Бродяга Гора
Шрифт:
— Само собой, — сказал капитан, — у нас на реке это каждому сосунку известно.
— Что известно?
— Да то, что я тебе только что сказал. Что в Виктории разбойничий рынок, где можно недорого разжиться награбленным. Я направляюсь в Тафу, — продолжал речник, — и ни в какой Виктории бросать якорь не собираюсь.
— Возьми меня гребцом, — предложил я, — а коли не хочешь швартоваться в Виктории, высади на берег где-нибудь в окрестностях. До города я уж как-нибудь пешком доберусь.
— Вообще-то, — проговорил капитан, размышляя
— А я что говорю?
— К тому же, — добавил он, — западнее Виктории мы, скорее всего, найдем другого желающего помахать веслами.
— Вот-вот, — поддакнул я. — К тому же до Виктории я буду грести на твоем корыте бесплатно. Только за проезд.
— Не шутишь?
— Вполне серьезно. Денег мне не надо.
Капитан ухмыльнулся.
— Коли так, приятель, то мы отчалим не позднее чем через час.
7. Я ПРИБЫВАЮ В ВИКТОРИЮ И УЗНАЮ О НЕВОЛЬНИЧЬЕМ БАЗАРЕ В ЛИСАНДЕРЕ
— Сколько предложат за эту девушку? Сколько? — выкликал аукционер. — Слушаю вас, почтенные покупатели!

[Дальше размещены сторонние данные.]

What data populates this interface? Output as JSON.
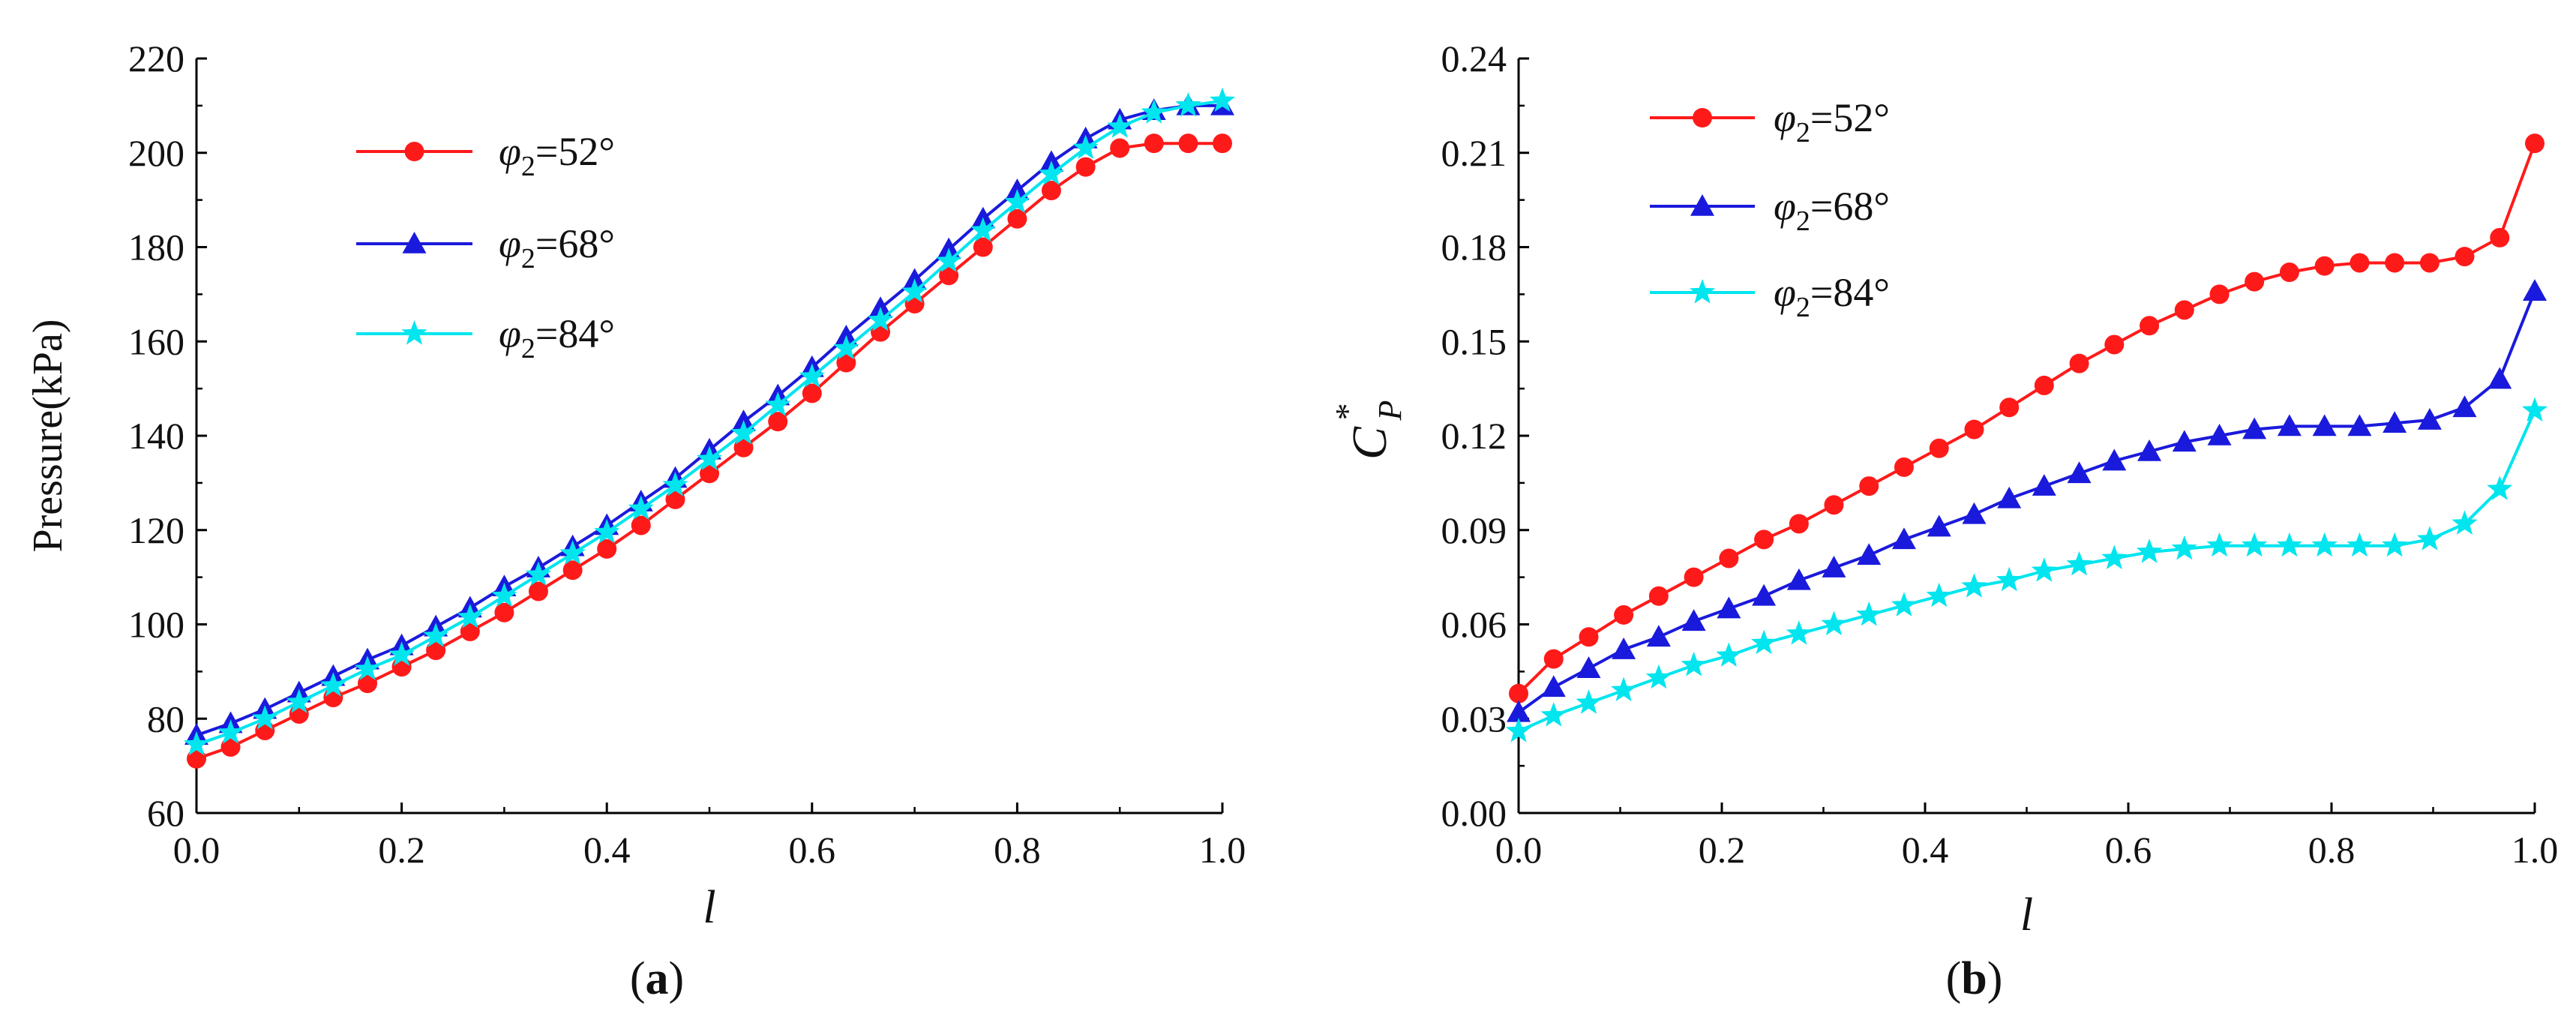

На грубом помосте верфей Виктории стояла ладная крестьянка с южного течения Воска. Разумеется, в ошейнике и на цепи. Это была светловолосая девушка с плотными лодыжками, здоровая и крепкая, типичная южанка.
— Две доли тарска, — донеслось из толпы.
Я протискивался сквозь толпу, запрудившую пристань, огибая клети с товарами. Над причалами торчали мачты речных судов. Пахло водой и рыбой.
— Я слышал, что топаз везут на восток, — сказал один торговец другому.
— Для безопасности речной навигации это не сулит ничего хорошего, — отозвался его приятель.
Я протиснулся мимо них и тут же отпрянул, едва не натолкнувшись на бурого слина. Зверь натянул толстую короткую цепь и зарычал, оскалив страшные клыки. Такому зверюге ничего не стоит отхватить человеку ногу у самого бедра.
— Фу, Таба! Сидеть! — приказал один из купцов.
Зверь с шипением припал на четыре задние лапы, но шерсть его оставалась вздыбленной. Он запросто вырвал бы из деревянной стены кольцо своей цепи, взбреди ему это в голову. Я попятился, а купцы, не обращая на меня внимания, продолжили свою беседу.
— Виктория отказалась платить дань, — сказал один из них.
— Здешние заправилы воображают, будто работорговцам не найти других рынков, — отозвался другой.
— Вот уж глупо, так глупо.
— Им ничего не стоит перенести свои операции в Тафу.
— И вернуться в Викторию, когда пираты накажут город, — добавил первый.
— Это как пить дать, — согласился второй.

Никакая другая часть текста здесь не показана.